In Bolivia Morales cerca il quarto mandato. Situazione ancora più esplosiva in Bolivia. Qui governa incontrastato dal 2006 il leader indio Evo Morales. Il nome con cui è presente su Twitter dice già tutto: @evoespueblo, “Evo è il popolo”. Ora Morales le sta tentando tutte per presentarsi anche nel 2019, cosa al momento esclusa dalla Carta costituzionale (per lui sarebbe il terzo mandato dopo l’approvazione della Costituzione, il quarto in totale). Nel febbraio del 2016 ha indetto un referendum proprio per potersi ricandidare. Ma il popolo, a sorpresa, ha detto no. Il presidente ha sempre contestato il verdetto e nelle scorse settimane ha annunciato la propria volontà di riprovarci. Le modalità sono allo studio: un altro referendum… dimissioni “tattiche” a qualche mese dalla scadenza del mandato… si vedrà.

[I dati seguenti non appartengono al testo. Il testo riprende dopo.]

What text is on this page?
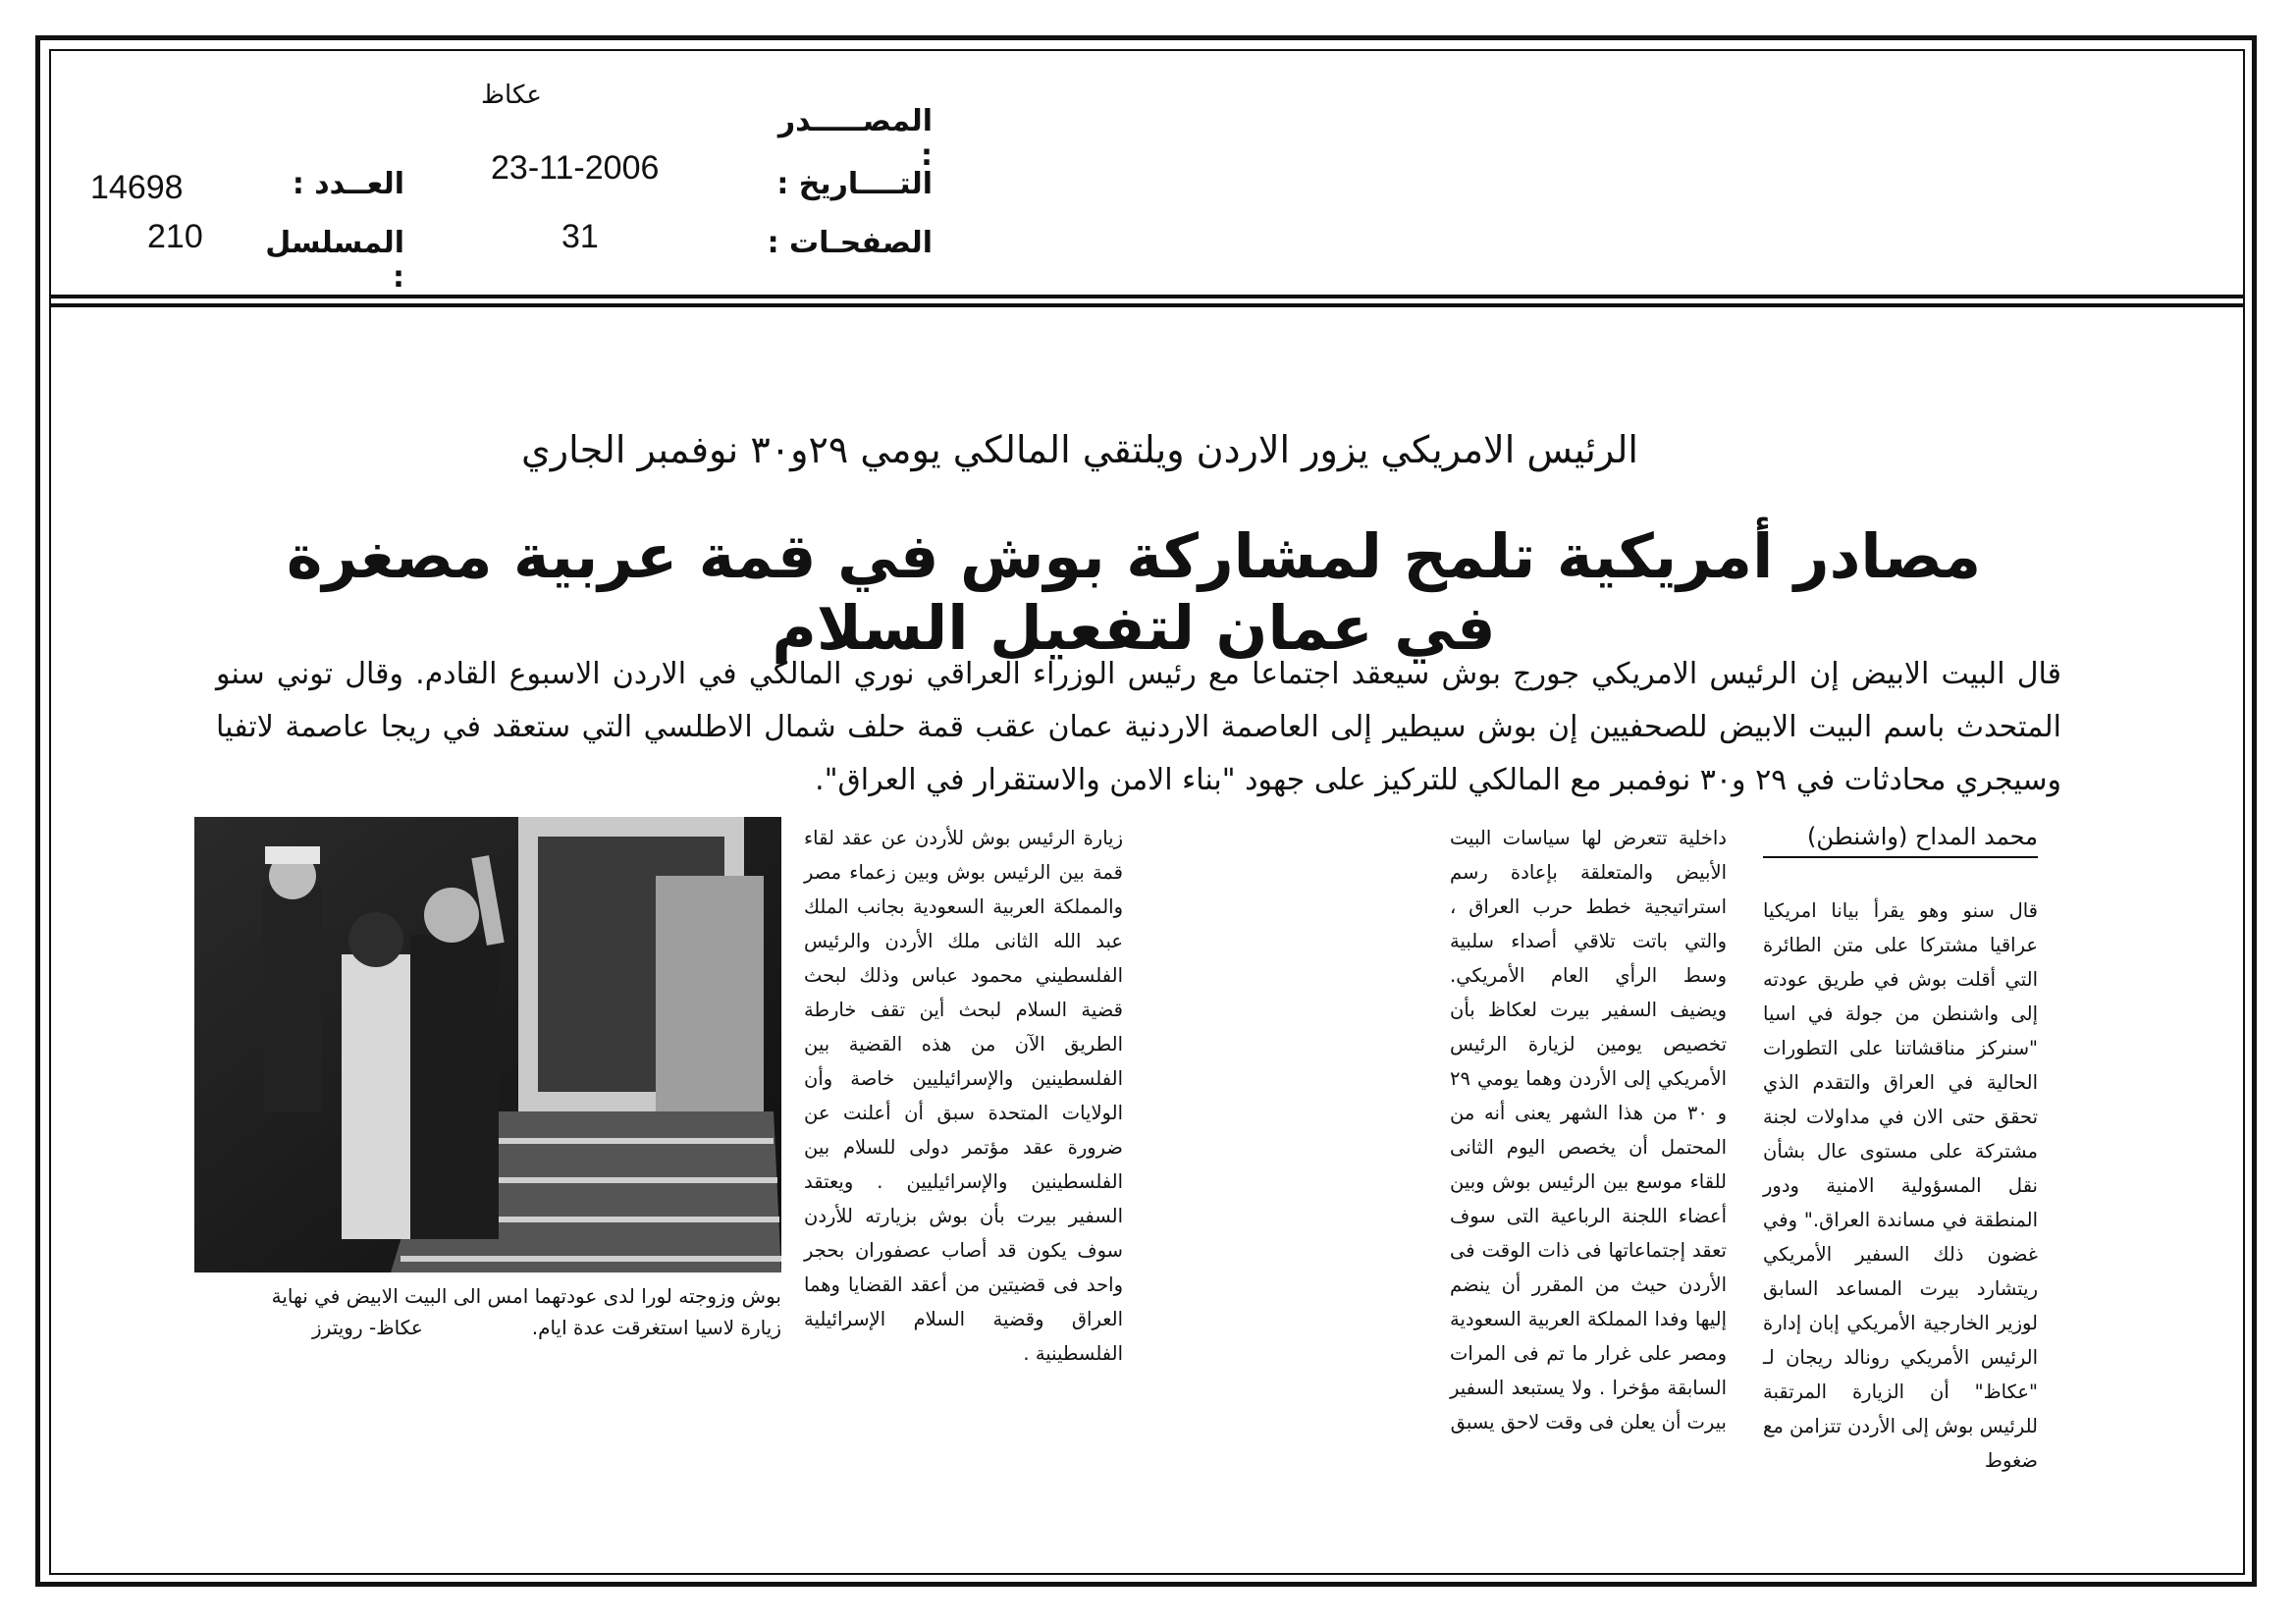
المصـــــدر :
عكاظ
التــــاريخ :
23-11-2006
الصفحـات :
31
العــدد :
14698
المسلسل :
210
الرئيس الامريكي يزور الاردن ويلتقي المالكي يومي ٢٩و٣٠ نوفمبر الجاري
مصادر أمريكية تلمح لمشاركة بوش في قمة عربية مصغرة في عمان لتفعيل السلام
قال البيت الابيض إن الرئيس الامريكي جورج بوش سيعقد اجتماعا مع رئيس الوزراء العراقي نوري المالكي في الاردن الاسبوع القادم. وقال توني سنو المتحدث باسم البيت الابيض للصحفيين إن بوش سيطير إلى العاصمة الاردنية عمان عقب قمة حلف شمال الاطلسي التي ستعقد في ريجا عاصمة لاتفيا وسيجري محادثات في ٢٩ و٣٠ نوفمبر مع المالكي للتركيز على جهود "بناء الامن والاستقرار في العراق".
محمد المداح (واشنطن)
قال سنو وهو يقرأ بيانا امريكيا عراقيا مشتركا على متن الطائرة التي أقلت بوش في طريق عودته إلى واشنطن من جولة في اسيا "سنركز مناقشاتنا على التطورات الحالية في العراق والتقدم الذي تحقق حتى الان في مداولات لجنة مشتركة على مستوى عال بشأن نقل المسؤولية الامنية ودور المنطقة في مساندة العراق." وفي غضون ذلك السفير الأمريكي ريتشارد بيرت المساعد السابق لوزير الخارجية الأمريكي إبان إدارة الرئيس الأمريكي رونالد ريجان لـ "عكاظ" أن الزيارة المرتقبة للرئيس بوش إلى الأردن تتزامن مع ضغوط
داخلية تتعرض لها سياسات البيت الأبيض والمتعلقة بإعادة رسم استراتيجية خطط حرب العراق ، والتي باتت تلاقي أصداء سلبية وسط الرأي العام الأمريكي. ويضيف السفير بيرت لعكاظ بأن تخصيص يومين لزيارة الرئيس الأمريكي إلى الأردن وهما يومي ٢٩ و ٣٠ من هذا الشهر يعنى أنه من المحتمل أن يخصص اليوم الثانى للقاء موسع بين الرئيس بوش وبين أعضاء اللجنة الرباعية التى سوف تعقد إجتماعاتها فى ذات الوقت فى الأردن حيث من المقرر أن ينضم إليها وفدا المملكة العربية السعودية ومصر على غرار ما تم فى المرات السابقة مؤخرا . ولا يستبعد السفير بيرت أن يعلن فى وقت لاحق يسبق
زيارة الرئيس بوش للأردن عن عقد لقاء قمة بين الرئيس بوش وبين زعماء مصر والمملكة العربية السعودية بجانب الملك عبد الله الثانى ملك الأردن والرئيس الفلسطيني محمود عباس وذلك لبحث قضية السلام لبحث أين تقف خارطة الطريق الآن من هذه القضية بين الفلسطينين والإسرائيليين خاصة وأن الولايات المتحدة سبق أن أعلنت عن ضرورة عقد مؤتمر دولى للسلام بين الفلسطينين والإسرائيليين . ويعتقد السفير بيرت بأن بوش بزيارته للأردن سوف يكون قد أصاب عصفوران بحجر واحد فى قضيتين من أعقد القضايا وهما العراق وقضية السلام الإسرائيلية الفلسطينية .
بوش وزوجته لورا لدى عودتهما امس الى البيت الابيض في نهاية
زيارة لاسيا استغرقت عدة ايام.
عكاظ- رويترز
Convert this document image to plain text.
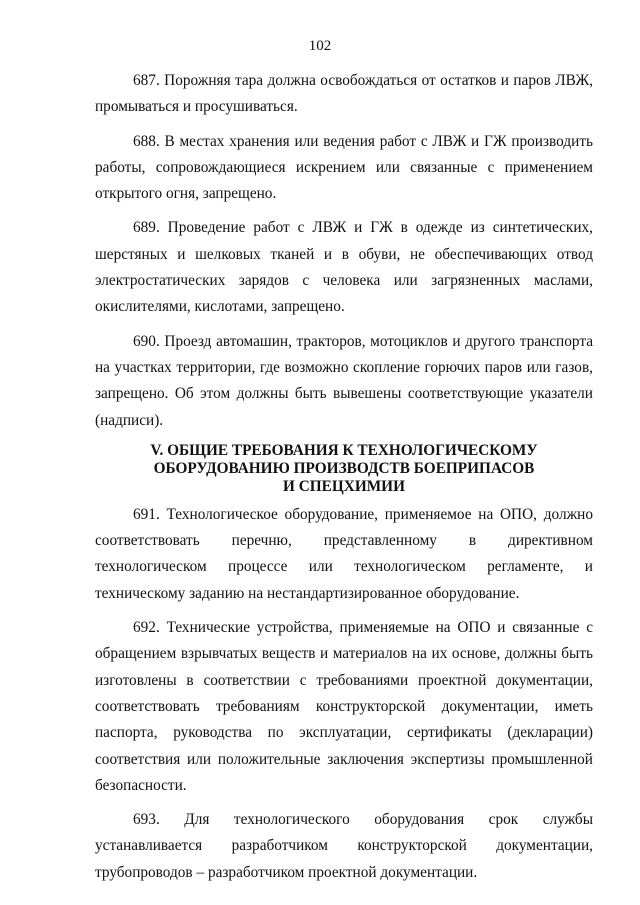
102

687. Порожняя тара должна освобождаться от остатков и паров ЛВЖ, промываться и просушиваться.

688. В местах хранения или ведения работ с ЛВЖ и ГЖ производить работы, сопровождающиеся искрением или связанные с применением открытого огня, запрещено.

689. Проведение работ с ЛВЖ и ГЖ в одежде из синтетических, шерстяных и шелковых тканей и в обуви, не обеспечивающих отвод электростатических зарядов с человека или загрязненных маслами, окислителями, кислотами, запрещено.

690. Проезд автомашин, тракторов, мотоциклов и другого транспорта на участках территории, где возможно скопление горючих паров или газов, запрещено. Об этом должны быть вывешены соответствующие указатели (надписи).

V. ОБЩИЕ ТРЕБОВАНИЯ К ТЕХНОЛОГИЧЕСКОМУ
ОБОРУДОВАНИЮ ПРОИЗВОДСТВ БОЕПРИПАСОВ
И СПЕЦХИМИИ

691. Технологическое оборудование, применяемое на ОПО, должно соответствовать перечню, представленному в директивном технологическом процессе или технологическом регламенте, и техническому заданию на нестандартизированное оборудование.

692. Технические устройства, применяемые на ОПО и связанные с обращением взрывчатых веществ и материалов на их основе, должны быть изготовлены в соответствии с требованиями проектной документации, соответствовать требованиям конструкторской документации, иметь паспорта, руководства по эксплуатации, сертификаты (декларации) соответствия или положительные заключения экспертизы промышленной безопасности.

693. Для технологического оборудования срок службы устанавливается разработчиком конструкторской документации, трубопроводов – разработчиком проектной документации.
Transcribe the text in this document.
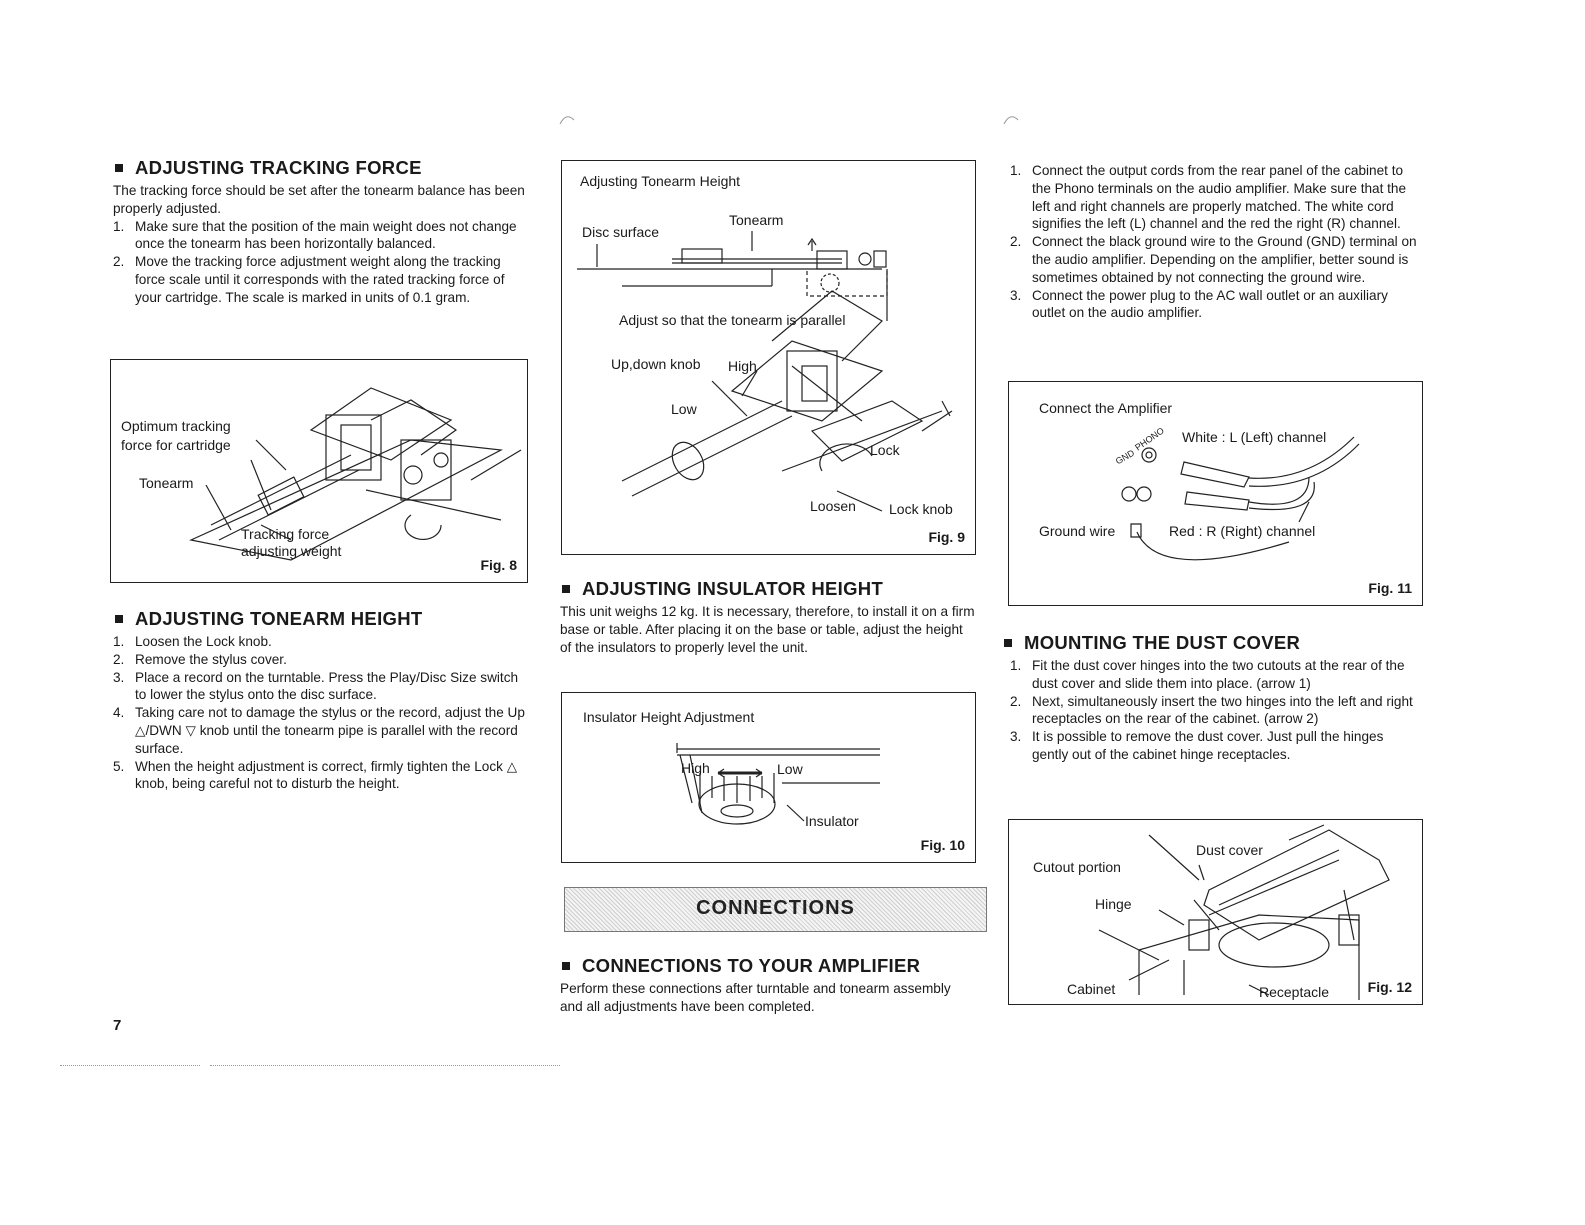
ADJUSTING TRACKING FORCE

The tracking force should be set after the tonearm balance has been properly adjusted.

1. Make sure that the position of the main weight does not change once the tonearm has been horizontally balanced.
2. Move the tracking force adjustment weight along the tracking force scale until it corresponds with the rated tracking force of your cartridge. The scale is marked in units of 0.1 gram.
Optimum tracking
force for cartridge
Tonearm
Tracking force
adjusting weight
Fig. 8
ADJUSTING TONEARM HEIGHT
1. Loosen the Lock knob.
2. Remove the stylus cover.
3. Place a record on the turntable. Press the Play/Disc Size switch to lower the stylus onto the disc surface.
4. Taking care not to damage the stylus or the record, adjust the Up △/DWN ▽ knob until the tonearm pipe is parallel with the record surface.
5. When the height adjustment is correct, firmly tighten the Lock △ knob, being careful not to disturb the height.
Adjusting Tonearm Height
Disc surface
Tonearm
Adjust so that the tonearm is parallel
Up,down knob High
Low
Lock
Loosen Lock knob
Fig. 9
ADJUSTING INSULATOR HEIGHT

This unit weighs 12 kg. It is necessary, therefore, to install it on a firm base or table. After placing it on the base or table, adjust the height of the insulators to properly level the unit.

Insulator Height Adjustment
High	Low
Insulator
Fig. 10
CONNECTIONS
CONNECTIONS TO YOUR AMPLIFIER

Perform these connections after turntable and tonearm assembly and all adjustments have been completed.

1. Connect the output cords from the rear panel of the cabinet to the Phono terminals on the audio amplifier. Make sure that the left and right channels are properly matched. The white cord signifies the left (L) channel and the red the right (R) channel.
2. Connect the black ground wire to the Ground (GND) terminal on the audio amplifier. Depending on the amplifier, better sound is sometimes obtained by not connecting the ground wire.
3. Connect the power plug to the AC wall outlet or an auxiliary outlet on the audio amplifier.
Connect the Amplifier
PHONO
GND
White : L (Left) channel
Ground wire	Red : R (Right) channel
Fig. 11
MOUNTING THE DUST COVER
1. Fit the dust cover hinges into the two cutouts at the rear of the dust cover and slide them into place. (arrow 1)
2. Next, simultaneously insert the two hinges into the left and right receptacles on the rear of the cabinet. (arrow 2)
3. It is possible to remove the dust cover. Just pull the hinges gently out of the cabinet hinge receptacles.
Cutout portion
Dust cover
Hinge
Cabinet	Receptacle	Fig. 12
7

La Chiesa: “Rispettare la Costituzione”. Di fronte ai suoi progetti, Morales sta trovando una voce ferma, quella della Chiesa cattolica, che in questi mesi è stata molto critica anche sulla legge che di fatto legalizza l’aborto in Bolivia. Morales ricambia, attaccando più o meno settimanalmente i vescovi. Ne abbiamo parlato con il presidente della Conferenza episcopale boliviana (Ceb), mons. Ricardo Ernesto Centellas Guzmán, vescovo di Potosí. “La nostra – ci dice – è una posizione muy clara. Il diritto di tutti viene prima di quello individuale.

La nostra Costituzione si deve rispettare.

Non riteniamo sia conveniente un’altra consultazione popolare, dopo quella di un anno e mezzo fa. La democrazia è l’arma del popolo”. E il popolo nel febbraio del 2016, si è espresso chiaramente. Il presidente della Ceb è critico sulle scelte più recenti del Governo: “Noi chiediamo uno sviluppo sociale integrale. Coloro che sono al potere si sono dimenticati delle proposte che 11 anni fa avevano fatto, e che erano buone: la difesa dei diritti umani, della vita, delle minoranze, il rispetto dell’ambiente… Ora invece vediamo che la legge che permette il passaggio di una strada attraverso la riserva naturale del Tipnis è passata alla Camera. E stiamo assistendo alla depenalizzazione dell’aborto. La proposta di legge prevede che uno dei motivi per poter abortire sia la povertà. Ma qui a Potosí l’80% è povero! Ancora, assistiamo all’aumento della corruzione”.

La recente visita ad limina. Non sfugge ai vescovi che Morales è ancora un punto di riferimento per molti movimenti popolari. In questo ruolo, il presidente tende a strumentalizzare, tornerà in Vaticano il prossimo 17 dicembre. Intanto in Vaticano, sono stati recentemente, per la visita ad limina, tutti i vescovi boliviani. “Ci siamo sentiti come fratelli – sottolinea mons. Centellas -. La parola del Papa è stata chiarissima, ci ha chiesto di andare avanti nell’impegno per la liberazione autentica del popolo, evitando ideologie, violazioni di diritti umani. Ci ha chiesto di camminare al tempo stesso dietro al gregge, nel mezzo e davanti. La Chiesa vuole mettersi a servizio del suo popolo”. Riguardo al futuro prossimo, il presidente dei vescovi boliviani non nasconde la sua inquietudine: “In questo momento

non sono ottimista, piuttosto sento una serena preoccupazione. Le cose non vanno bene in Bolivia, non si rispettano le istituzioni. L’attuale Costituzione è stata plasmata da chi ora è al Governo, eppure ci si vuole prendere gioco di essa.

Ci auguriamo che vincano la ragione e il rispetto”. Certo, conclude mons. Centellas, “un ricambio di persone sarebbe adeguato, anche per trovare nuovi spazi di dialogo tra Chiesa e Stato. Un dialogo aperto e franco, che ora non è possibile. La nostra speranza è riposta nei giovani, auspichiamo che emergano leader politici che abbiano una visione globale e come riferimento il bene comune”.